During the inference phase, the fully trained PlaqueCap model generates a descriptive caption for a given unseen IVUS image in a sequential, feed-forward manner. The process begins with the input IVUS image being simultaneously fed into the trained hierarchical transformer-based segmentation model and the frozen SAM image encoder. The segmentation model predicts the lesion mask UMask and its corresponding bounding box UBox, precisely localizing the plaque. Concurrently, the SAM image encoder extracts the high-level visual feature representation ISAM. The predicted spatial prompts, UMask and UBox, are then processed by the frozen SAM prompt encoder to yield the prompt embeddings PSAM. Subsequently, the trainable Prompt Mixer module takes both ISAM and PSAM as input to compute the final lesion-aware mixed prompt, PMix. This prompt is then injected into the Prompt-Aware Q-Former within the LPI module. The Q-Former processes the image features, conditioned by the injected prompt, to produce a sequence of output embeddings that encapsulate the specific characteristics of the identified lesion.

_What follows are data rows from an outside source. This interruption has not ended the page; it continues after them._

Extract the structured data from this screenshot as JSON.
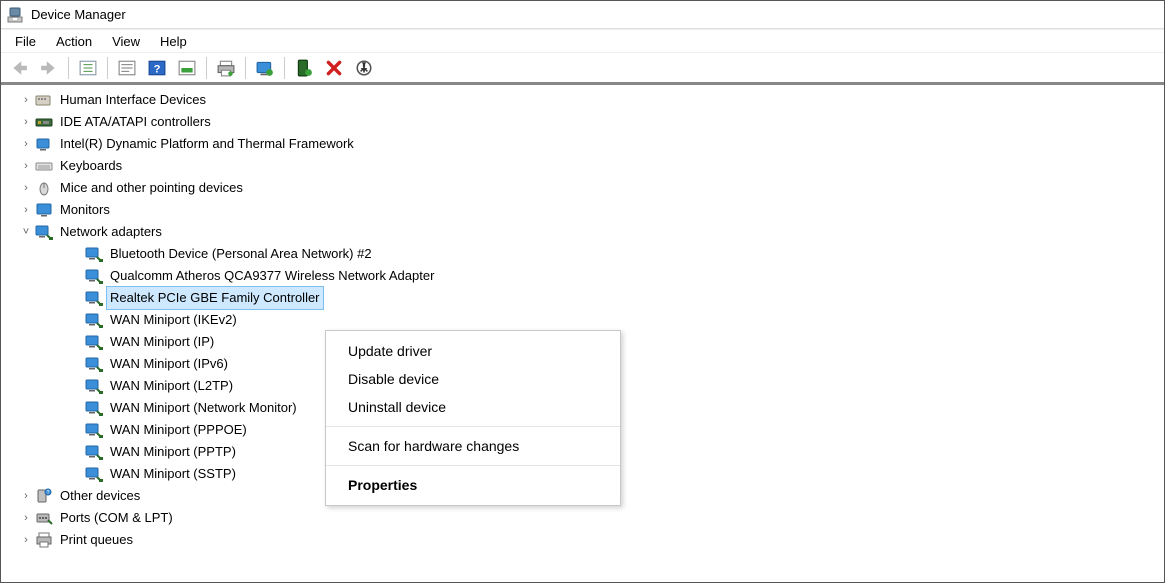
{
  "window": {
    "title": "Device Manager"
  },
  "menubar": {
    "items": [
      "File",
      "Action",
      "View",
      "Help"
    ]
  },
  "toolbar": {
    "buttons": [
      {
        "name": "arrow-left-icon",
        "disabled": true
      },
      {
        "name": "arrow-right-icon",
        "disabled": true
      },
      {
        "name": "sep"
      },
      {
        "name": "show-hide-tree-icon",
        "disabled": false
      },
      {
        "name": "sep"
      },
      {
        "name": "properties-icon",
        "disabled": false
      },
      {
        "name": "help-icon",
        "disabled": false
      },
      {
        "name": "refresh-icon",
        "disabled": false
      },
      {
        "name": "sep"
      },
      {
        "name": "print-icon",
        "disabled": false
      },
      {
        "name": "sep"
      },
      {
        "name": "update-driver-icon",
        "disabled": false
      },
      {
        "name": "sep"
      },
      {
        "name": "enable-device-icon",
        "disabled": false
      },
      {
        "name": "uninstall-icon",
        "disabled": false
      },
      {
        "name": "scan-hardware-icon",
        "disabled": false
      }
    ]
  },
  "tree": {
    "categories": [
      {
        "name": "hid",
        "label": "Human Interface Devices",
        "expanded": false,
        "icon": "hid-icon"
      },
      {
        "name": "ide",
        "label": "IDE ATA/ATAPI controllers",
        "expanded": false,
        "icon": "ide-icon"
      },
      {
        "name": "dptf",
        "label": "Intel(R) Dynamic Platform and Thermal Framework",
        "expanded": false,
        "icon": "platform-icon"
      },
      {
        "name": "keyboards",
        "label": "Keyboards",
        "expanded": false,
        "icon": "keyboard-icon"
      },
      {
        "name": "mice",
        "label": "Mice and other pointing devices",
        "expanded": false,
        "icon": "mouse-icon"
      },
      {
        "name": "monitors",
        "label": "Monitors",
        "expanded": false,
        "icon": "monitor-icon"
      },
      {
        "name": "net",
        "label": "Network adapters",
        "expanded": true,
        "icon": "net-icon",
        "children": [
          {
            "label": "Bluetooth Device (Personal Area Network) #2"
          },
          {
            "label": "Qualcomm Atheros QCA9377 Wireless Network Adapter"
          },
          {
            "label": "Realtek PCIe GBE Family Controller",
            "selected": true
          },
          {
            "label": "WAN Miniport (IKEv2)"
          },
          {
            "label": "WAN Miniport (IP)"
          },
          {
            "label": "WAN Miniport (IPv6)"
          },
          {
            "label": "WAN Miniport (L2TP)"
          },
          {
            "label": "WAN Miniport (Network Monitor)"
          },
          {
            "label": "WAN Miniport (PPPOE)"
          },
          {
            "label": "WAN Miniport (PPTP)"
          },
          {
            "label": "WAN Miniport (SSTP)"
          }
        ]
      },
      {
        "name": "other",
        "label": "Other devices",
        "expanded": false,
        "icon": "other-icon"
      },
      {
        "name": "ports",
        "label": "Ports (COM & LPT)",
        "expanded": false,
        "icon": "port-icon"
      },
      {
        "name": "printq",
        "label": "Print queues",
        "expanded": false,
        "icon": "printer-icon"
      }
    ]
  },
  "context_menu": {
    "items": [
      {
        "label": "Update driver"
      },
      {
        "label": "Disable device"
      },
      {
        "label": "Uninstall device"
      },
      {
        "sep": true
      },
      {
        "label": "Scan for hardware changes"
      },
      {
        "sep": true
      },
      {
        "label": "Properties",
        "bold": true
      }
    ]
  }
}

Finally, this sequence of embeddings is used as a soft prompt that is prepended to the input of the frozen LLM decoder. The decoder then autoregressively generates the final text caption token by token, often employing a decoding strategy such as beam search to enhance the fluency and coherence of the output. The entire process, from image input to text output, is fully automated and does not require any manual intervention.

This study was conducted using publicly available, fully anonymized IVUS datasets. No new data involving human participants were collected or processed; therefore, approval from an ethics committee and informed consent for publication were not required.